With probability 1, $$\bs{X}$$ is nowhere differentiable on $$[0, \infty)$$.

Run the simulation of the standard Brownian motion process. Note the continuity but very jagged quality of the sample paths. Of course, the simulation cannot really capture Brownian motion with complete fidelity.

The following theorems gives a more precise measure of the irregularity of standard Brownian motion.

Standard Brownian motion $$\bs{X}$$ has Hölder exponent $$\frac{1}{2}$$. That is, $$\bs{X}$$ is Hölder continuous with exponent $$\alpha$$ for every $$\alpha \lt \frac{1}{2}$$, but is not Hölder continuous with exponent $$\alpha$$ for any $$\alpha \gt \frac{1}{2}$$.

In particular, $$\bs{X}$$ is not Lipschitz continuous, and this shows again that it is not differentiable. The following result states that in terms of Hausdorff dimension, the graph of standard Brownian motion lies midway between a simple curve (dimension 1) and the plane (dimension 2).

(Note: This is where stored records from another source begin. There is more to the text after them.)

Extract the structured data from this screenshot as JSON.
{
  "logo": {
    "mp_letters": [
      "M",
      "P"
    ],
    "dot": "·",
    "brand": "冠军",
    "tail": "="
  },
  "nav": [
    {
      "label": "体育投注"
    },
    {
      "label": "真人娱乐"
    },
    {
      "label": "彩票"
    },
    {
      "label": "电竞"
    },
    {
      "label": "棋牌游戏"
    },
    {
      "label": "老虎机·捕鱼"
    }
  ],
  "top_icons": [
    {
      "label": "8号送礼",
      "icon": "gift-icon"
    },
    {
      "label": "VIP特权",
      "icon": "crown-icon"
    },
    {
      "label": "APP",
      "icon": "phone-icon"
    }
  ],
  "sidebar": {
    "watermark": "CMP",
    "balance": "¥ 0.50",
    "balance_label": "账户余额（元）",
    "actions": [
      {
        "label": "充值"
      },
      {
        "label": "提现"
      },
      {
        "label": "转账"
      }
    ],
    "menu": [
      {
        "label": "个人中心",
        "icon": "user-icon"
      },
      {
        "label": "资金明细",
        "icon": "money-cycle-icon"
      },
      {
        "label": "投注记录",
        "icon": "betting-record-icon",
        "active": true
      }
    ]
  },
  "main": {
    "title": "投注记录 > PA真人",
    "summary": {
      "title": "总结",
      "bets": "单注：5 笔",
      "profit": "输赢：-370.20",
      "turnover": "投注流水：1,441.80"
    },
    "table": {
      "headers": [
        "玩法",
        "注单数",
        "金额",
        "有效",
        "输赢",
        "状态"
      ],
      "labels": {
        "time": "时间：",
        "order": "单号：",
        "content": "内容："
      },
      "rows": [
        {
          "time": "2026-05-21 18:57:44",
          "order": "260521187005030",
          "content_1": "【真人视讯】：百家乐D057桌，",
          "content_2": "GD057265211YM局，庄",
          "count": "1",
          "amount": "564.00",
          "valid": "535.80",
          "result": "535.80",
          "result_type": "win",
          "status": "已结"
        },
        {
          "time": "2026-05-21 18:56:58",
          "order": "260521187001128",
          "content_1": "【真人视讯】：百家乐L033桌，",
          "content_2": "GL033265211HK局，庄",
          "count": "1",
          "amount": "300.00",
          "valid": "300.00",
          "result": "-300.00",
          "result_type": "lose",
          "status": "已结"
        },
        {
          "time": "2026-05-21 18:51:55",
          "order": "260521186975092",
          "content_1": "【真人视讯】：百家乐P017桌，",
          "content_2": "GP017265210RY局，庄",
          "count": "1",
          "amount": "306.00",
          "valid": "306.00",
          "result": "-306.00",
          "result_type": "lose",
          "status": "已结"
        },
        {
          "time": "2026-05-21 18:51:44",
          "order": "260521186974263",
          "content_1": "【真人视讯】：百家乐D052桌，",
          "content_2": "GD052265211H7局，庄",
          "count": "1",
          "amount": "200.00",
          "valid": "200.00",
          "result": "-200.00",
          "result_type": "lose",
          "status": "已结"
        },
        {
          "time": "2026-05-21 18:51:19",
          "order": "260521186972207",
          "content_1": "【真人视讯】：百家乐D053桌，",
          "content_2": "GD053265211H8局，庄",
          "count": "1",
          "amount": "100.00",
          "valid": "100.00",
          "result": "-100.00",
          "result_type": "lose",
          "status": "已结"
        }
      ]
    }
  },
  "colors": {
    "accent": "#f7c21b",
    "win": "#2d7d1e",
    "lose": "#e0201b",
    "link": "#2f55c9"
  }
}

The graph of standard Brownian motion has Hausdorff dimension $$\frac{3}{2}$$.

Yet another indication of the irregularity of Brownian motion is that it has infinite total variation on any interval of positive length.

Suppose that $$a, \, b \in \R$$ with $$a \lt b$$. Then the total variation of $$\bs{X}$$ on $$[a, b]$$ is $$\infty$$.

#### The Markov Property and Stopping Times

As usual, we start with a standard Brownian motion $$\bs{X} = \{X_t: t \in [0, \infty)\}$$. Recall that a Markov process has the property that the future is independent of the past, given the present state. Because of the stationary, independent increments property, Brownian motion has the property. As a minor note, to view $$\bs{X}$$ as a Markov process, we sometimes need to relax Assumption 1 and let $$X_0$$ have an arbitrary value in $$\R$$. Let $$\mathscr{F}_t = \sigma\{X_s: 0 \le s \le t\}$$, the sigma-algebra generated by the process up to time $$t \in [0, \infty)$$. The family of $$\sigma$$-algebras $$\mathfrak{F} = \{\mathscr{F}_t: t \in [0, \infty)\}$$ is known as a filtration.

Standard Brownian motion is a time-homogeneous Markov process with transition probability density $$p$$ given by $p_t(x, y) = f_t(y - x) = \frac{1}{\sqrt{2 \pi t}} \exp\left[-\frac{(y - x)^2}{2 t} \right], \quad t \in (0, \infty); \; x, \, y \in \R$

Proof:

Fix $$s \in [0, \infty)$$. The theorem follows from the fact that the process $$\{X_{s+t} - X_s: t \in [0, \infty)\}$$ is another standard Brownian motion, as shown above, and is independent of $$\mathscr{F}_s$$.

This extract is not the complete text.